A person wearing a face mask passes a Target Corp. store. from Grossmont Center Mall in La Mesa, California, USA, Thursday, February 11, 2021.
Bing Guan | Bloomberg | Getty Images
Target said on Tuesday that it hopes to build on its recent growth by investing about $ 4 billion annually over the next few years to accelerate new stores, reshape existing ones and increase its ability to quickly fulfill online orders.
However, investors and analysts were left without essential information: a outlook for that year. The company declined to provide guidance, saying Covid-19 makes it difficult to predict consumer spending.
Shares fell nearly 5% early Tuesday, despite Target exceeding fourth-quarter earnings expectations.
In a virtual investor day on Tuesday, Target CEO Brian Cornell claimed that the retailer’s recent results are not a pandemic blip, but the result of his long-term business strategy. He pointed to the investments and decisions he has made over the past five years, such as his growing collection of private labels, his partnerships with popular national brands, and the use of his stores as hubs to fulfill online orders.
“Far from being a coincidence, this performance is further proof that we have built a business model that works as intended, one that puts Target in its own category,” Cornell said.
He told investors that continued uncertainty will not distract the company in the coming months.
“I recognize the frustration, not being more precise, especially on the top line as we think about sales, but I can guarantee you our entire management team and every part of this organization is focused on maintaining and increasing market share, no matter what we face variables, “Cornell said.
New stores, distribution centers
The next steps of the target will include opening 30-40 new stores each year. Some of these stores will be near university campuses and in major cities such as New York, Los Angeles and Portland.
It will add two distribution centers and try faster, technology-compatible ways to replace shelves. And it will test new hub-sorting hubs, giving employees time to choose and package online orders and help the company design more cost-effective delivery routes.
With the moves, chief financial officer Michael Fiddelke said the retailer would “play offensively and rely on the opportunity to take advantage of last year’s momentum.”
The target was noted by retail rivals during the pandemic.
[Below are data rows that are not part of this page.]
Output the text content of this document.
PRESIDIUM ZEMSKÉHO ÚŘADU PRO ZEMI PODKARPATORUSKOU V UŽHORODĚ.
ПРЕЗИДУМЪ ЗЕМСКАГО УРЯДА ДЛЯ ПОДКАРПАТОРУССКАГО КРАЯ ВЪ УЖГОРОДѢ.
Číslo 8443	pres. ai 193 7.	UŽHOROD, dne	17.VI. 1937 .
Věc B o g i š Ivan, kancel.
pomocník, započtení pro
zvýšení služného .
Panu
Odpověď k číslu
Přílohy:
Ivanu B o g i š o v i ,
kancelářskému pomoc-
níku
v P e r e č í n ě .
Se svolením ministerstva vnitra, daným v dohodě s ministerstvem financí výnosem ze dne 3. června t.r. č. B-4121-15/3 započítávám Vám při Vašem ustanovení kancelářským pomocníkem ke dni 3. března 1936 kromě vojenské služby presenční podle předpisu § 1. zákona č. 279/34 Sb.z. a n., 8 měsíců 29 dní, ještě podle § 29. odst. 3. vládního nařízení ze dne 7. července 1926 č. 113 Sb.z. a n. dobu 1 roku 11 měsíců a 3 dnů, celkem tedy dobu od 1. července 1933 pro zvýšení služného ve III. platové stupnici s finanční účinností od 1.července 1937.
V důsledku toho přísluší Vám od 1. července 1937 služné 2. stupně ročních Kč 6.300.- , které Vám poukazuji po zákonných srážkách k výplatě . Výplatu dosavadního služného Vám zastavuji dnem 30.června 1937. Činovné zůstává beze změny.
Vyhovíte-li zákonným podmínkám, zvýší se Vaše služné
As buyers consolidated their travels, they spent more money in fewer places where they found a wide range of items. As shoppers prioritized safety, they gravitated toward contactless approaches, such as picking up online purchases in the parking lot. As consumers spent more time at home, they directed more of their dollars to items that helped them work, learn, and relax. These factors have benefited the retailer.
The company’s sales in 2020 have grown by more than $ 15 billion – higher than the total increase in sales in the last 11 years. It gained market share of about $ 9 billion by category during the fiscal year.